Edwin: Well, you know what? It depends. There are three core challenges that I see that we all have. And then there are other challenges as we’ve worked with clients over the years that have popped up along the way that we see people get into and we’ll hopefully have some time to talk about that because it’s really cool the way you can actually solve those problems with the strategies we’re talking about.

But I’d say the three big challenges people have fall into three things: taxes, the investments that they hold and expensive fees and commissions. To put that in perspective, there was a report that the Social Security Administration commissioned. IRAs were introduced back in like 1974. So they’ve been around a long time.

So what Social Security said was, “How did this fare for people? Back then, we said to open up an account, participate in the company sponsored plan, work, save put the money in these mutual funds and at the end of your life you’re going to have enough money to take care of yourself.”

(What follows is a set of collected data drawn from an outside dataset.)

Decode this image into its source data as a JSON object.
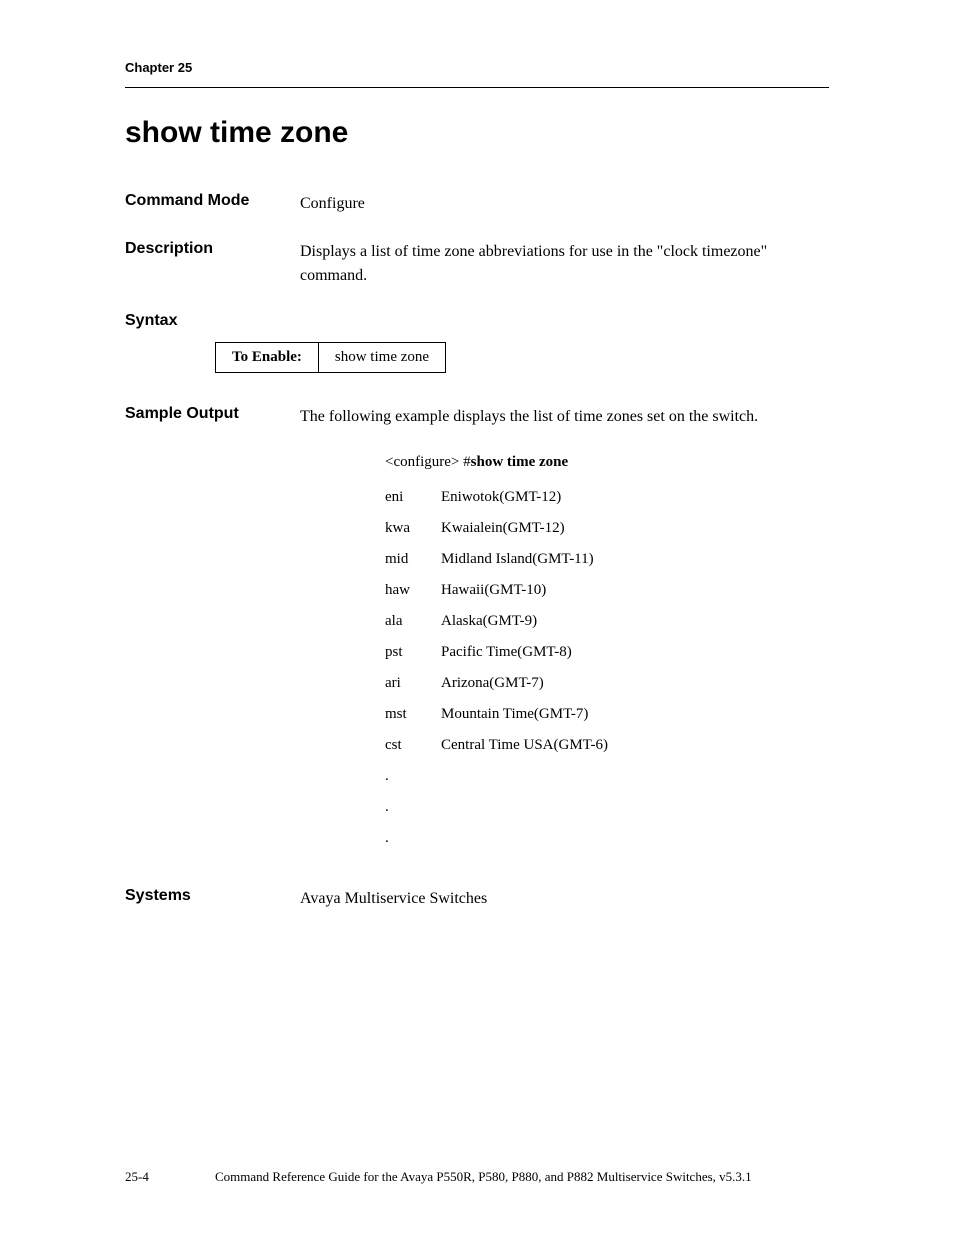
{
  "chapter": "Chapter 25",
  "title": "show time zone",
  "commandMode": {
    "label": "Command Mode",
    "value": "Configure"
  },
  "description": {
    "label": "Description",
    "value": "Displays a list of time zone abbreviations for use in the \"clock timezone\" command."
  },
  "syntax": {
    "label": "Syntax",
    "toEnable": "To Enable:",
    "command": "show time zone"
  },
  "sampleOutput": {
    "label": "Sample Output",
    "intro": "The following example displays the list of time zones set on the switch.",
    "promptPrefix": "<configure> #",
    "promptCommand": "show time zone",
    "rows": [
      {
        "code": "eni",
        "desc": "Eniwotok(GMT-12)"
      },
      {
        "code": "kwa",
        "desc": "Kwaialein(GMT-12)"
      },
      {
        "code": "mid",
        "desc": "Midland Island(GMT-11)"
      },
      {
        "code": "haw",
        "desc": "Hawaii(GMT-10)"
      },
      {
        "code": "ala",
        "desc": "Alaska(GMT-9)"
      },
      {
        "code": "pst",
        "desc": "Pacific Time(GMT-8)"
      },
      {
        "code": "ari",
        "desc": "Arizona(GMT-7)"
      },
      {
        "code": "mst",
        "desc": "Mountain Time(GMT-7)"
      },
      {
        "code": "cst",
        "desc": "Central Time USA(GMT-6)"
      }
    ],
    "dots": [
      ".",
      ".",
      "."
    ]
  },
  "systems": {
    "label": "Systems",
    "value": "Avaya Multiservice Switches"
  },
  "footer": {
    "page": "25-4",
    "text": "Command Reference Guide for the Avaya P550R, P580, P880, and P882 Multiservice Switches, v5.3.1"
  }
}
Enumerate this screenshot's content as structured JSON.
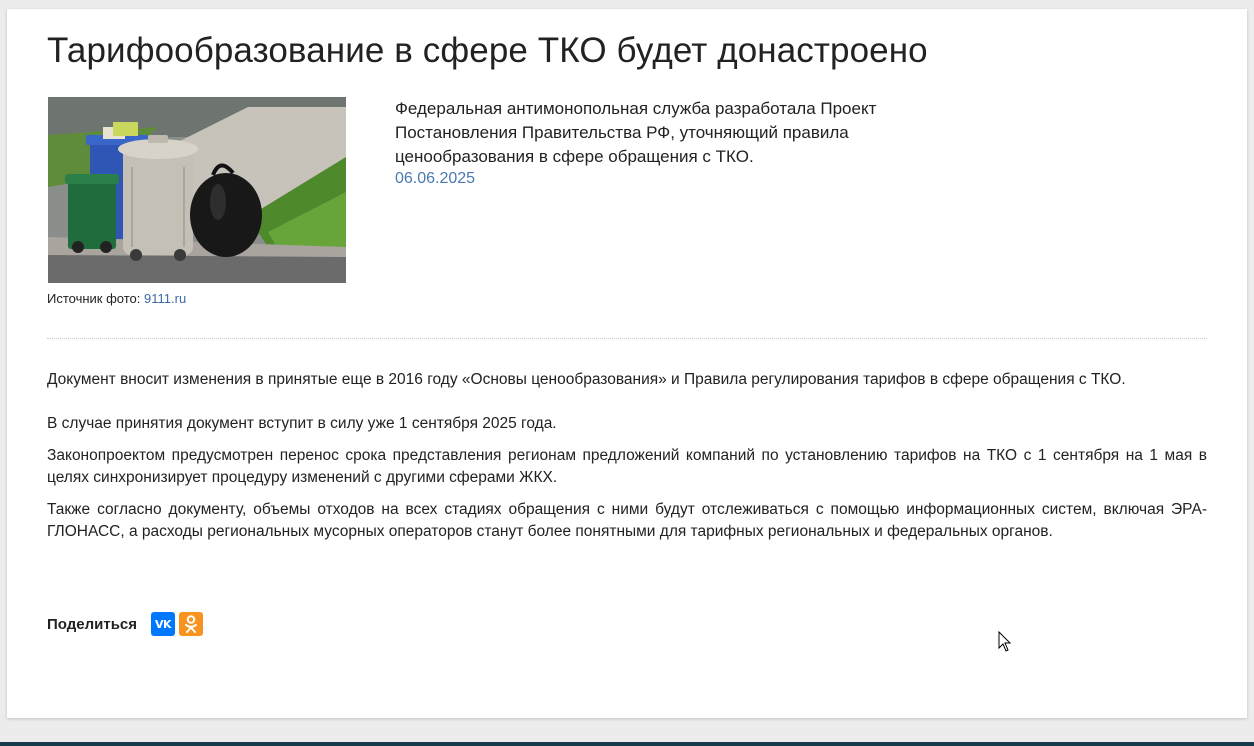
{
  "article": {
    "title": "Тарифообразование в сфере ТКО будет донастроено",
    "lead": "Федеральная антимонопольная служба разработала Проект Постановления Правительства РФ, уточняющий правила ценообразования в сфере обращения с ТКО.",
    "date": "06.06.2025",
    "photo": {
      "caption_prefix": "Источник фото: ",
      "source_link": "9111.ru"
    },
    "paragraphs": [
      "Документ вносит изменения в принятые еще в 2016 году «Основы ценообразования» и Правила регулирования тарифов в сфере обращения с ТКО.",
      "В случае принятия документ вступит в силу уже 1 сентября 2025 года.",
      "Законопроектом предусмотрен перенос срока представления регионам предложений компаний по установлению тарифов на ТКО с 1 сентября на 1 мая в целях синхронизирует процедуру изменений с другими сферами ЖКХ.",
      "Также согласно документу, объемы отходов на всех стадиях обращения с ними будут отслеживаться с помощью информационных систем, включая ЭРА-ГЛОНАСС, а расходы региональных мусорных операторов станут более понятными для тарифных региональных и федеральных органов."
    ]
  },
  "share": {
    "label": "Поделиться",
    "buttons": [
      {
        "name": "vk",
        "icon": "vk-icon",
        "text": "VK",
        "color": "#0077ff"
      },
      {
        "name": "odnoklassniki",
        "icon": "ok-icon",
        "color": "#f7931e"
      }
    ]
  },
  "colors": {
    "link": "#3a6aa7",
    "date": "#4a78b0",
    "bottom_bar": "#173a4a"
  }
}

So how did that work? They said if you take 100 people at the start of their working career and follow them for retirement, which for purposes of their study was age 65. They said what happened to those 100 people? Long story short is what they found is 5 out of 100 people were considered financially secure by age 65. Ninety-five percent of Americans have failed to do it.

Mike: Wow.

Edwin: The question is why. Well, it’s because of these three challenges. So the first challenge is taxes. A lot of people don’t understand taxes. They don’t understand how it impacts them. But to just give you a quick scenario, if someone were to make $100,000 this year, you trigger federal income tax, state, local, depending upon where you live.

You’ve got Social Security, Medicare. You’ve got these taxes. That doesn’t even include hidden taxes I’ll refer to like vehicle registrations, things like that that they’re just nickel and diming us. Go to the gas pump. This is one of the reasons I like electric cars. I like the Tesla because I don’t like giving my money to the government or countries that hate us and basically that’s the two places that money goes when we buy gas. So I don’t like doing that. So taxes are a huge problem. So to put that in perspective, if somebody makes $100,000 a year, they could be paying $42,000 a year to these various taxing agencies.

Mike: Yeah, easily.

Edwin: So think about how different your life would look if you could keep the $42,000 that you’re now giving away. That has a crippling effect on somebody’s ability to create wealth.

A second challenge is the type of investments that people are doing. So just like me starting out with Chuck-E-Cheese, what most people are doing, when I say most people, 97% or better of Americans who have retirement accounts are investing in mutual funds. The reality of it is that that’s why people aren’t able to retire. That’s why we see people who should be retired working at Walmart and greeting us at the door because they don’t have income coming in.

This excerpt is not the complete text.